On a side note, once again I broke something on the yak. During the launch I went to jump in from the right side and heard a crack. Look down and the side bar is cracked. I really need to lose some weight 


















Tight Lines!


----------



## yakntat (May 12, 2011)

Nice report and great video. I think it took me 35 min though to get my limit of snapper today. 2 cobia's in one day, odd.


----------



## Cracker (May 15, 2012)

Good report!!!!


----------



## Night Wing (May 16, 2011)

Nice report. Great photos too. Quite a mixed bag of fishing.


----------



## Wilbur (Jan 17, 2011)

Nice job! Navarre sounds like it's been good lateley.


----------



## EODangler (Apr 7, 2011)

Nice vid!! What is that rod and reel combo? What do you usually target with that setup?


----------



## Ginzu (Nov 16, 2011)

EODangler said:


> Nice vid!! What is that rod and reel combo? What do you usually target with that setup?

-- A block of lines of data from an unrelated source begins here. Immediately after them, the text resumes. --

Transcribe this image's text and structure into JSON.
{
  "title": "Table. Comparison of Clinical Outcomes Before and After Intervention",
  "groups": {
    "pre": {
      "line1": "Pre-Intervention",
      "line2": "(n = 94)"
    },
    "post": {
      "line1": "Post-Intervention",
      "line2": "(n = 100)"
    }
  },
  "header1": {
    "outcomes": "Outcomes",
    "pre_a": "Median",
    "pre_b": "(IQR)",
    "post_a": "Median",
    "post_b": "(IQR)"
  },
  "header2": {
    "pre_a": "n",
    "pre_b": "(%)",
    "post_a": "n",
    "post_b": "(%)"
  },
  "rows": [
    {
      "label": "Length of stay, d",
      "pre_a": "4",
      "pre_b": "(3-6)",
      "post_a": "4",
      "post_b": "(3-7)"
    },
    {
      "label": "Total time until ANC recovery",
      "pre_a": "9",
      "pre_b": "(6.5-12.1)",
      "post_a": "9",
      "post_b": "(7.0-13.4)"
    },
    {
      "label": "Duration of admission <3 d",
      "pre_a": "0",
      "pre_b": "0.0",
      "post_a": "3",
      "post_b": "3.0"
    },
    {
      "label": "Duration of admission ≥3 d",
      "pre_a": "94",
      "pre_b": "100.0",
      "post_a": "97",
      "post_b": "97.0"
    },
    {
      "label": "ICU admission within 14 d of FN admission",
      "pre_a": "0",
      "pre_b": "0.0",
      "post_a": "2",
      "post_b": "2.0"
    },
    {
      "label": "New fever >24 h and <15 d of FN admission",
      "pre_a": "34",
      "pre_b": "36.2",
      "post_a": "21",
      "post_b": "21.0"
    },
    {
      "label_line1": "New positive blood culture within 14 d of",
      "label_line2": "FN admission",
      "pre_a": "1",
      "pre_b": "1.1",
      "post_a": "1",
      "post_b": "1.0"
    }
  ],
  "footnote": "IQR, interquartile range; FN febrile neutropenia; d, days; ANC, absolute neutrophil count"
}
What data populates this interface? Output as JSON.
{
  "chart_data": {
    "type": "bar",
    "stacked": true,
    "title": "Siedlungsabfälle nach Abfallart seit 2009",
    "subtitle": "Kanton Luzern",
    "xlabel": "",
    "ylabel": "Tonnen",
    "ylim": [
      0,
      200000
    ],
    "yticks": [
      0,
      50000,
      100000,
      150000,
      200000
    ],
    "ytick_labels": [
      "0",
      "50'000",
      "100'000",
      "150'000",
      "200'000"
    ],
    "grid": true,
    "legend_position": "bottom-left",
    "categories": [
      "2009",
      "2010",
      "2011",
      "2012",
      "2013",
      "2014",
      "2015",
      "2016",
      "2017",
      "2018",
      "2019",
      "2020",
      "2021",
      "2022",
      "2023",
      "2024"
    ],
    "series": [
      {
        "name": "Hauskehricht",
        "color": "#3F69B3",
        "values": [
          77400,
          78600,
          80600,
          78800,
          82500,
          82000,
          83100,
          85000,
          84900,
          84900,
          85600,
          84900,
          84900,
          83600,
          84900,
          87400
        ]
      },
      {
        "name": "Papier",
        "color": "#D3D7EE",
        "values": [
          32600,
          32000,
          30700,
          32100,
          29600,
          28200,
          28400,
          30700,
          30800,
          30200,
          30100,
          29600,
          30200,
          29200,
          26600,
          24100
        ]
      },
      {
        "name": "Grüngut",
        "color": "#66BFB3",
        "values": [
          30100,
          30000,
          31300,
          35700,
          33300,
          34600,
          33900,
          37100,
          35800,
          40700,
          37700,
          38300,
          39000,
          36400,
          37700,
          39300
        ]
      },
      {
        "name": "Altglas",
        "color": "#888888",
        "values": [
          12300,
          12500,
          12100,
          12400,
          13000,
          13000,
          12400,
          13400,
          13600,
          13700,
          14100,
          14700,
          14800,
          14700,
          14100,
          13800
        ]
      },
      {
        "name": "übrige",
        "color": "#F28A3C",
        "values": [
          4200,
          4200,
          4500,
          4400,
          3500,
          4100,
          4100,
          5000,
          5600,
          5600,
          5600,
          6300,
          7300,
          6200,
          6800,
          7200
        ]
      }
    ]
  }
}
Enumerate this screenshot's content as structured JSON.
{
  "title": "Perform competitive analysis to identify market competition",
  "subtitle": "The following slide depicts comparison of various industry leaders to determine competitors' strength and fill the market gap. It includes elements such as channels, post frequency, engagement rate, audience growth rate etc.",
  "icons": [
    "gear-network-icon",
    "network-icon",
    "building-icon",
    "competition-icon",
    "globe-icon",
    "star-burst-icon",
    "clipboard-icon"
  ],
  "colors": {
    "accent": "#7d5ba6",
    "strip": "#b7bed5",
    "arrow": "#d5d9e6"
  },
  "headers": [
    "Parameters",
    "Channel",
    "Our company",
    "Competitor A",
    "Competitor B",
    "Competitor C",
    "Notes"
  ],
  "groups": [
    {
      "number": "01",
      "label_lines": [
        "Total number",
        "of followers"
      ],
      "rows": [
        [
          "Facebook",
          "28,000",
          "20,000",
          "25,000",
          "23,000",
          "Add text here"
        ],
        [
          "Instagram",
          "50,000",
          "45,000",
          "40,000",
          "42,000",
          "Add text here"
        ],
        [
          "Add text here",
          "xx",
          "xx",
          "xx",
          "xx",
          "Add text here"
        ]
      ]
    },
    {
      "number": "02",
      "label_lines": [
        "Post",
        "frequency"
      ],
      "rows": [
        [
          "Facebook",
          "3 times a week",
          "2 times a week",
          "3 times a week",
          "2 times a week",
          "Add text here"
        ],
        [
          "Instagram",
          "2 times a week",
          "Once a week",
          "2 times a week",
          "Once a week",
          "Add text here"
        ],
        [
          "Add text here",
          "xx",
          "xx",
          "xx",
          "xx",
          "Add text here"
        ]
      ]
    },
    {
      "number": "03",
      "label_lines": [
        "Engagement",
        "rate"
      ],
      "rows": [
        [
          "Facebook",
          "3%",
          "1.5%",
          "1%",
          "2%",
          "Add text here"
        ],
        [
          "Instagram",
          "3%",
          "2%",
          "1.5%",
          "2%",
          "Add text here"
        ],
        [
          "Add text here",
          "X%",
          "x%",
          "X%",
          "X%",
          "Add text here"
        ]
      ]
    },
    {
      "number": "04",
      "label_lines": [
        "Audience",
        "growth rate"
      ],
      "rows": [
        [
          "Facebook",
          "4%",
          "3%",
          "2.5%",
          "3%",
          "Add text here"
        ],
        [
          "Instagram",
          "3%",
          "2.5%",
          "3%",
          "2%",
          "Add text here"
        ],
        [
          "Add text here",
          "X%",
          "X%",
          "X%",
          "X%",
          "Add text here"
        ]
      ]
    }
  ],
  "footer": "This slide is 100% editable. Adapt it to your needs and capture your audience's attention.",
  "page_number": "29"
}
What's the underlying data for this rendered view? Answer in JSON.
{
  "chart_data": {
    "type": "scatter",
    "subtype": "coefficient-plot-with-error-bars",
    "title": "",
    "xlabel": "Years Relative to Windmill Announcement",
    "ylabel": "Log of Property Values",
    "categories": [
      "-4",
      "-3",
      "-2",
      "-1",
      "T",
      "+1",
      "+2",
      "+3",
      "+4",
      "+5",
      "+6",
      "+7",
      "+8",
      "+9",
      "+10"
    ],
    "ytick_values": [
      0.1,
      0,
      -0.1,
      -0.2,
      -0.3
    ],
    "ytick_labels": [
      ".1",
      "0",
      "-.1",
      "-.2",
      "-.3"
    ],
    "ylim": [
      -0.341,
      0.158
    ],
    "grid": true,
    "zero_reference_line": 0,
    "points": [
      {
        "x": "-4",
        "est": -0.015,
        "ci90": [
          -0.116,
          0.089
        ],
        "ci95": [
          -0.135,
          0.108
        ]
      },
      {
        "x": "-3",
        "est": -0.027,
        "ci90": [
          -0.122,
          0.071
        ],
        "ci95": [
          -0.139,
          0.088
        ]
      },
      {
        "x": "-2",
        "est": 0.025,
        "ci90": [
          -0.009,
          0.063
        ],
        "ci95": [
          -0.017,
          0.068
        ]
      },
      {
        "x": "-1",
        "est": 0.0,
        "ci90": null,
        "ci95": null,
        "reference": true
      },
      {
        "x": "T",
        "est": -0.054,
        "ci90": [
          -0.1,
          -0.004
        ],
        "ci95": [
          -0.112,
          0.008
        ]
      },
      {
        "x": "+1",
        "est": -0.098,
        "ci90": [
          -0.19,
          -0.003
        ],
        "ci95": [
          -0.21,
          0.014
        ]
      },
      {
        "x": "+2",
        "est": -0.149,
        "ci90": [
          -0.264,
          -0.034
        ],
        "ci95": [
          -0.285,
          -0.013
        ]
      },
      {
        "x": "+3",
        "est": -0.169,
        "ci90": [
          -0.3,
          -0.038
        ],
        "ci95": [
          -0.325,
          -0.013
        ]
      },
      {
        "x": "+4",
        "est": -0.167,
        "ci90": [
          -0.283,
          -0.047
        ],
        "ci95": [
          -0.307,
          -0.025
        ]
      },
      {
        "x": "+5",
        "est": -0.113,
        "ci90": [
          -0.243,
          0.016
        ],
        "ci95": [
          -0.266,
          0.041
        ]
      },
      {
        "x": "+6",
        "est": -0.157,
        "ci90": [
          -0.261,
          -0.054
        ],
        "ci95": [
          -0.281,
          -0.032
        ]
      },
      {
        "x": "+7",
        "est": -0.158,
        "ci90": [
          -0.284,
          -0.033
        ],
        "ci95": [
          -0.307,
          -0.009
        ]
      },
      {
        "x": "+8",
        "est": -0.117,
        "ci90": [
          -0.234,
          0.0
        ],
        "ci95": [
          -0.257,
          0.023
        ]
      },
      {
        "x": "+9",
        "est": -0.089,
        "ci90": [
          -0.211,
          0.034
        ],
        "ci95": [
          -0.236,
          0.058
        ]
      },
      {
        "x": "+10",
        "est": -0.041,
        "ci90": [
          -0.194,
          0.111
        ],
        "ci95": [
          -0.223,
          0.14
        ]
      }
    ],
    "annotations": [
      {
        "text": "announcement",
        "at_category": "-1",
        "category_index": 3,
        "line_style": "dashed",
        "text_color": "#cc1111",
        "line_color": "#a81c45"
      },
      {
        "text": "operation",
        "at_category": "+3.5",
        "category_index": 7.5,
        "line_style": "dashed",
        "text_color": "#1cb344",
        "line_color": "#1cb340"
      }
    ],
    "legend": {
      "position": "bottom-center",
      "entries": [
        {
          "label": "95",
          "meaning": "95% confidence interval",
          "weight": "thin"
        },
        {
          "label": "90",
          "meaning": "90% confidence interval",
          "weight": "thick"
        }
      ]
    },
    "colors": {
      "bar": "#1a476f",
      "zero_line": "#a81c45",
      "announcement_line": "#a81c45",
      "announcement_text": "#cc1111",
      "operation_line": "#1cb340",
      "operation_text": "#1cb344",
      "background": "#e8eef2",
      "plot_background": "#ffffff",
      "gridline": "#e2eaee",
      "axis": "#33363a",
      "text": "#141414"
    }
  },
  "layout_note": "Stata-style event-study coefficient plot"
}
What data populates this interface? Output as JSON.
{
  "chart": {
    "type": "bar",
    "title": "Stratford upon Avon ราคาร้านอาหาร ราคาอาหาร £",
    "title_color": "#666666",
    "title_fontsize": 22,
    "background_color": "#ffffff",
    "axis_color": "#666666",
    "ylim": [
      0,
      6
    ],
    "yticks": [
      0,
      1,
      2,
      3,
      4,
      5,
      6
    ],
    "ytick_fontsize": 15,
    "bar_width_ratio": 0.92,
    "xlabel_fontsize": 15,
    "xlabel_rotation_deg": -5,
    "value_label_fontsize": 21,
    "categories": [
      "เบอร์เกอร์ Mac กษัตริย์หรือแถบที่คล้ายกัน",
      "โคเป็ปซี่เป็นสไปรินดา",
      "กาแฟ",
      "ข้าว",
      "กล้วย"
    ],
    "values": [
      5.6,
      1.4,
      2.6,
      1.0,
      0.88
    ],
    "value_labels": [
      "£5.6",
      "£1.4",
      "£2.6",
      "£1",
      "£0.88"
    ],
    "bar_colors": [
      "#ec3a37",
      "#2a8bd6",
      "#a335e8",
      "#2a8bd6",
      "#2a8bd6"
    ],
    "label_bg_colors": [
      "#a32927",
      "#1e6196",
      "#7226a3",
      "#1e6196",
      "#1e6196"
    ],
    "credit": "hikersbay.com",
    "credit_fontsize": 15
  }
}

It's a Calcutta TE401 paired with a 7 & 1/2 ft St. Croix Mojo Inshore Hvy action. I use it for trolling and throwing heavy lures.


----------



## pompanopete (Aug 5, 2009)

I will be darned.... I guess I caught one also today. I really thought it was a big remora, looks exactly like the one you caught. Cool.


----------



## southern yakker (Jun 25, 2012)

Very nice mess of fish right there.

Btw, What model kayak is that?


----------



## Ginzu (Nov 16, 2011)

southern yakker said:


> Very nice mess of fish right there.
> 
> Btw, What model kayak is that?


Hobie Aircraft Carrier 

(Pro Angler)


----------



## southern yakker (Jun 25, 2012)

Ginzu said:


> Hobie Aircraft Carrier
> 
> (Pro Angler)


Alright thanks.that yak is nice


----------



## FishGolfDrink (Apr 19, 2011)

nice lanes!


----------



## hookdropper (Feb 7, 2009)

Had a awesome day ginzu, like a floating joe patties


----------



## Yakmaster (Dec 24, 2011)

cool video


----------



## trectenwald (Feb 28, 2011)

Nice haul! Hopefully I'll run into you out there sometime. Still havent popped my yak red snapper cherry yet:thumbdown: . I could definetly use some pointers. Tight lines...


----------



## Ginzu (Nov 16, 2011)

FishGolfDrink said:


> nice lanes!


We've pulled a bunch of nice Lanes off one spot this year. Pretty tasty.


----------